Fundamentally, the process of raising growth capital from the crowd has not changed. It is the coming together of ambitious entrepreneurs – capital-starved but full of innovative ideas – with investors who are willing to invest their capital in those ideas in the hope of a stellar financial reward.

What has changed, and in doing so given rise to the equity crowdfunding industry, is the role that technology and the internet are playing in the optimisation of social networks and lowering of transaction costs.

These two powerful changes have opened up traditional and new industries alike to relentless innovation. From the rise of disruptive platforms like AirBnb and Uber in the travel and transport space, to the growing omnipresence of experienced players like Google in our digital lives, it’s clear to see that technology fundamentally changes market characteristics – growth capital markets will be no different.

In this regard, the economic argument supporting the birth of the equity crowdfunding model is simple. The formation of an online network of engaged, financially -savvy and skilled investors will, in conjunction with a professional and regulated framework, attract the highest calibre of entrepreneurs seeking to raise growth capital in the market.

Entrepreneurs’ chances of successfully closing their funding round are increased by the existence of that same network.

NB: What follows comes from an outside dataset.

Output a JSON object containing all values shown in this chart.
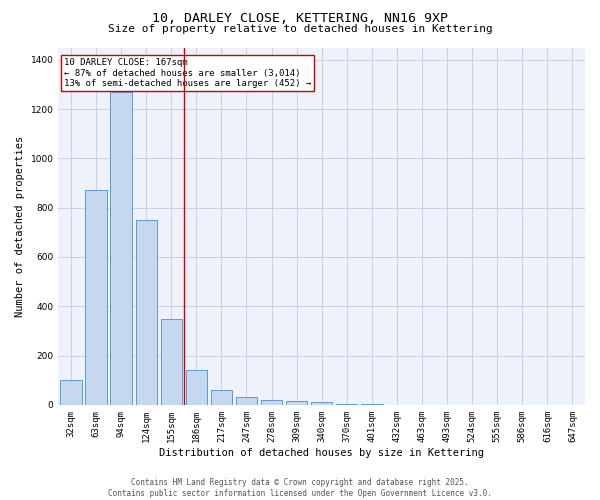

It follows therefore that investors should be incentivised to form such a network so as to maximise the quantity of profitable opportunities available to them. Moving beyond the dated, opaque, and much smaller personal angel networks of old is crucial to ensure that the transparency, opportunity and scale afforded by equity crowdfunding platforms are fully leveraged.

Couple the soundness of the above economic case with the lasting legacy of the Great Recession and it is clear to see why the equity crowdfunding model is today bringing growth capital markets into the 21st century.